On tire les tables pour étaler les matelas le soir…une famille au sein de laquelle vit Jacob. Une famille dominée par les hommes dans laquelle les femmes doivent travailler dur …et s’effacer.
Jacob est le deuxième Jacob de la famille….un autre Jacob était né avant lui mais était mort à 3 ans.
Une famille juive confrontée à la violence de l’histoire ….Jacob ne peut entrer au lycée à la suite du décret Crémieux qui classe les juifs algériens comme des indigènes…Une histoire qui lui impose toutefois de redevenir français et de faire son service militaire, pour aller défendre la France en guerre contre l’occupant nazi….et d’y laisser la vie.
Une famille contrainte de fuir l’Algérie qui revendique son indépendance vers la France.
160 pages merveilleuses de déchirements, de cette famille modeste et simple.

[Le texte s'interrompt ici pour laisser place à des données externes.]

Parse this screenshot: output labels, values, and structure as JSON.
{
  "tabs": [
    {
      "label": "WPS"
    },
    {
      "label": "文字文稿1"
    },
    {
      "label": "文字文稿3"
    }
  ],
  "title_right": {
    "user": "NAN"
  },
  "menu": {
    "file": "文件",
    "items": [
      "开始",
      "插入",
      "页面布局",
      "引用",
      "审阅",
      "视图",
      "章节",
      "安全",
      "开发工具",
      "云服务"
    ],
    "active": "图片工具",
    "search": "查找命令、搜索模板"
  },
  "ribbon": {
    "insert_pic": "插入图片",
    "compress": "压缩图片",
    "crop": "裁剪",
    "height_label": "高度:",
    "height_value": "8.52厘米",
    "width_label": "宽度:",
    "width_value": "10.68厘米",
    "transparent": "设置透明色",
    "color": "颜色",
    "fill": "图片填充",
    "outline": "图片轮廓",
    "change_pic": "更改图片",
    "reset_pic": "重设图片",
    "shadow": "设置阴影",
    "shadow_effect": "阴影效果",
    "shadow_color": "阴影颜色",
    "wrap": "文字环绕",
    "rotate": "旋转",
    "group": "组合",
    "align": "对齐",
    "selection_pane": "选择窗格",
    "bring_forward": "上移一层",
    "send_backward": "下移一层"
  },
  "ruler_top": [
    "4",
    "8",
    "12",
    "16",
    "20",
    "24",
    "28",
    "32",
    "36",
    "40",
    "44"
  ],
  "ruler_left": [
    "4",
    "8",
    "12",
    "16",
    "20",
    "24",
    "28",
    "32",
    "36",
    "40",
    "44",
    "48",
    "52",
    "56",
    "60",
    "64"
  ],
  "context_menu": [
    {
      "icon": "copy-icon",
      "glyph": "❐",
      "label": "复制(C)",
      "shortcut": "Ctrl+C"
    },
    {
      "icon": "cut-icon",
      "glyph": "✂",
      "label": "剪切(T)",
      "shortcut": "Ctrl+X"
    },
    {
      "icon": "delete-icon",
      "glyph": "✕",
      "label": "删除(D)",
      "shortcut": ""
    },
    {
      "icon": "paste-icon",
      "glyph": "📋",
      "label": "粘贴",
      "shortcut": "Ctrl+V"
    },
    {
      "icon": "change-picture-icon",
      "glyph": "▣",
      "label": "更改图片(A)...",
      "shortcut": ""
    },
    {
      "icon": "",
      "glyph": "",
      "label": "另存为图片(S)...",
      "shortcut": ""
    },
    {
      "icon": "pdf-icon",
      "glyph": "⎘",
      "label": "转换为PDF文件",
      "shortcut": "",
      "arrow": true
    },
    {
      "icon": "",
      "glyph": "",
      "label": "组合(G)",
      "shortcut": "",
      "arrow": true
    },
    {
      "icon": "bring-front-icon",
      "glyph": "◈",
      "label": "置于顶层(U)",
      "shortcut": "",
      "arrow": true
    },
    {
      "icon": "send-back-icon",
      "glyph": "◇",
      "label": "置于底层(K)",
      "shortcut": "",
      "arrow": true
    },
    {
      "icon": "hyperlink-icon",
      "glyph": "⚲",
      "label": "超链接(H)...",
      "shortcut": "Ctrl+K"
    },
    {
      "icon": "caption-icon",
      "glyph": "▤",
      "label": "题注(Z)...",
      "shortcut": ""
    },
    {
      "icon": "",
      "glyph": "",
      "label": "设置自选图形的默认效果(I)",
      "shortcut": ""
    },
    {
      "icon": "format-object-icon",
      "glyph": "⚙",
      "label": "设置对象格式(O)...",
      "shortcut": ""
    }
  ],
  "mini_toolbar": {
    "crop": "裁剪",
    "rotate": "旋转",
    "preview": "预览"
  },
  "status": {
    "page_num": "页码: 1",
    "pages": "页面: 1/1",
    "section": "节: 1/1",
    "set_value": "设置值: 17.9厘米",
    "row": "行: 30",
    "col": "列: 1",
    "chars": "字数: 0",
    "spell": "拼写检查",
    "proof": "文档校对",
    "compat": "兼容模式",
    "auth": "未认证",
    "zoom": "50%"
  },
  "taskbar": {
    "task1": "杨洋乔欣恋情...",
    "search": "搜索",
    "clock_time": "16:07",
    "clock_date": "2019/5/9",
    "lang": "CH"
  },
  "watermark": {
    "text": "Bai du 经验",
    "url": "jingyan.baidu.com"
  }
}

Valérie Zenati sait nous émouvoir, nous faire partager ce drame, ces joies simples, cette vie en Algérie, ces douleurs…Elle sait par des phrases longues qui nous entraînent, nous faire partager cette tristesse, et ces joies rares et simples, la vie de ses deux personnages principaux ballottés, Jacob et sa mère Rachel
Extrait
- « Dans le cercueil, ce matin de novembre il n’y avait pas non plus les yeux de Jacob pour esquisser un clin d’œil, ni ses mains douces et appliquées qui avaient gercé avant que la chair fonde, les restes de votre regrette, disparu, c’était ce qu’on leur avait transmis, mais Rachel avait embrassé le cercueil comme si c’était son fils, posant ses lèvres sur le bois comme si c’était sa chair, et les femmes autour d’elle pleuraient, criaient, griffaient leur visage, parce que c’était ce qu’il fallait faire, exhiber la douleur, même si elles pensaient à autre chose, à leur toilette pour le mariage de leur fils, au rideau qu’elles voulaient coudre afin d’établir une séparation dans la chambre entre les filles et les garçons, d’éviter que les frères et sœurs se voient, se touchent, aient des envies interdites, elles avaient autre chose à faire, les voisines, les cousines, Jacob était déjà mort une fois, maintenant que le corps était là, il fallait se forcer pour le pleurer encore » (P. 146)
Une petite remarque au sujet du décret pris par Adolphe Crémieux, ministre du gouvernement de la Défense nationale exilé à Bordeaux de 1870 à 1871,…Les juifs indigènes du nord de l’Algérie y furent déclarés citoyens français. Ils perdirent momentanément cette citoyenneté pour être rétrogradés au statut d’indigènes sujets français par le gouvernement de Vichy et redevinrent français à la libération, sous le gouvernement provisoire du général De Gaulle.